Update: I just found errata 3.29, which answers this question, I think.
From the description in the errata, and looking at the documentation for java 7 regular expressions, it looks like DFDL regular expressions conform to level 1 of Unicode Regular expressions (UTS#18).
I still think there would be value in stating such conformance in the DFDL spec, but I suppose that would take some legwork for someone to actually confirm the conformance of ICU and Java7 to level 1. Very respectfully, -- Jonathan Cranford
-----Original Message----- From: Cranford, Jonathan W. Sent: Friday, July 05, 2013 1:36 PM To: dfdl-wg@ogf.org Subject: DFDL regular expressions and Unicode
I've been going through the spec recently, and I have a few questions about DFDL regular expressions.
Rather than put them into one long email, I'll break them up into separate emails.
First question: What level of conformance to Unicode Technical Standard #18 UNICODE REGULAR EXPRESSIONS do DFDL regular expressions claim?
For example, * XML Schema regular expressions are "targeted at support of 'Level 1' features" (http://www.w3.org/TR/xmlschema-2/#dt-ccesN) * Java 1.4 regular expressions "implement its second level of support" (http://docs.oracle.com/javase/1.4.2/docs/api/java/util/regex/Pattern.html) * Perl 5.18 seems to implement most of Level 1 (http://perldoc.perl.org/perlunicode.html#Unicode-Regular-Expression- Support-Level)

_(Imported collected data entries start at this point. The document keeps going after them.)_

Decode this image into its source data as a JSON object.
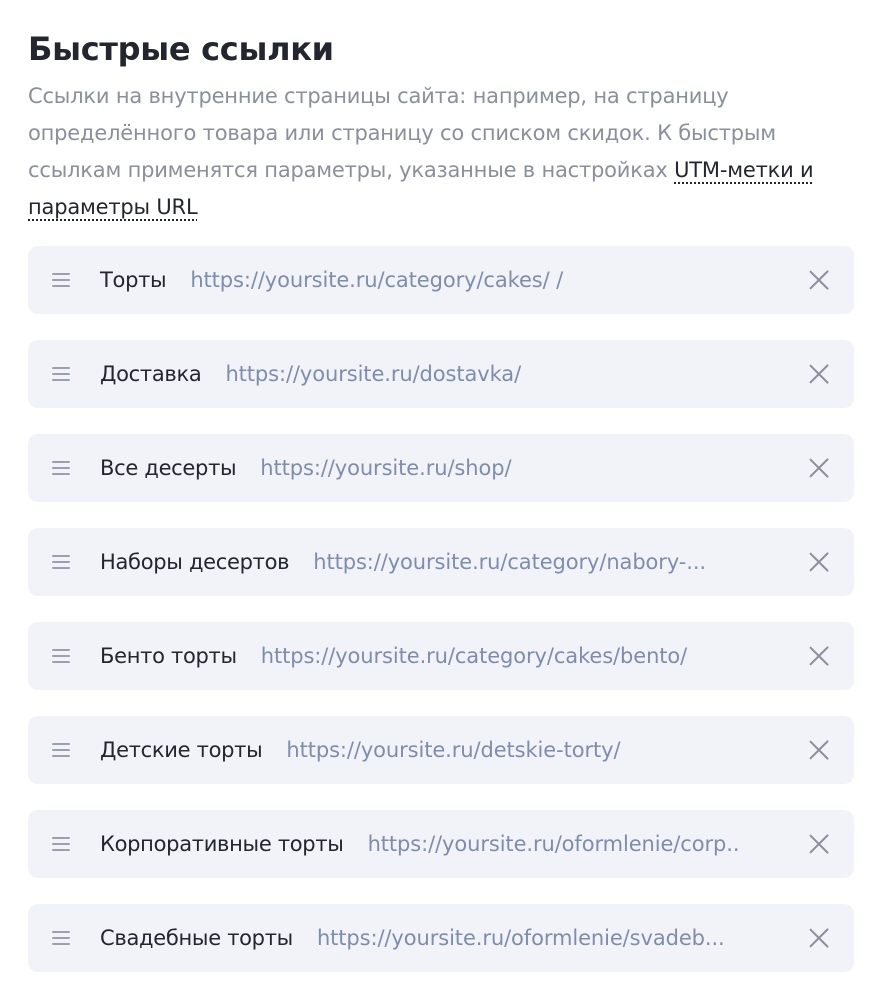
{
  "section": {
    "title": "Быстрые ссылки",
    "description_text": "Ссылки на внутренние страницы сайта: например, на страницу определённого товара или страницу со списком скидок. К быстрым ссылкам применятся параметры, указанные в настройках ",
    "description_link": "UTM-метки и параметры URL"
  },
  "links": [
    {
      "name": "Торты",
      "url": "https://yoursite.ru/category/cakes/  /"
    },
    {
      "name": "Доставка",
      "url": "https://yoursite.ru/dostavka/"
    },
    {
      "name": "Все десерты",
      "url": "https://yoursite.ru/shop/"
    },
    {
      "name": "Наборы десертов",
      "url": "https://yoursite.ru/category/nabory-..."
    },
    {
      "name": "Бенто торты",
      "url": "https://yoursite.ru/category/cakes/bento/"
    },
    {
      "name": "Детские торты",
      "url": "https://yoursite.ru/detskie-torty/"
    },
    {
      "name": "Корпоративные торты",
      "url": "https://yoursite.ru/oformlenie/corp.."
    },
    {
      "name": "Свадебные торты",
      "url": "https://yoursite.ru/oformlenie/svadeb..."
    }
  ],
  "icons": {
    "drag": "drag-handle-icon",
    "remove": "close-icon"
  },
  "colors": {
    "title": "#23262f",
    "description": "#8a8f9c",
    "item_background": "#f1f3f8",
    "url": "#7f8dad",
    "icon": "#8a8f9c"
  }
}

I think the conformance level should be specified in the DFDL spec so that it is clear to schema designers what a regular expression would really match against. Details like case conversion and canonical equivalence make a difference when matching against a Unicode string.
Thanks in advance,
-- Jonathan W. Cranford <jcranford@mitre.org> Senior Information Systems Engineer The MITRE Corporation (http://www.mitre.org)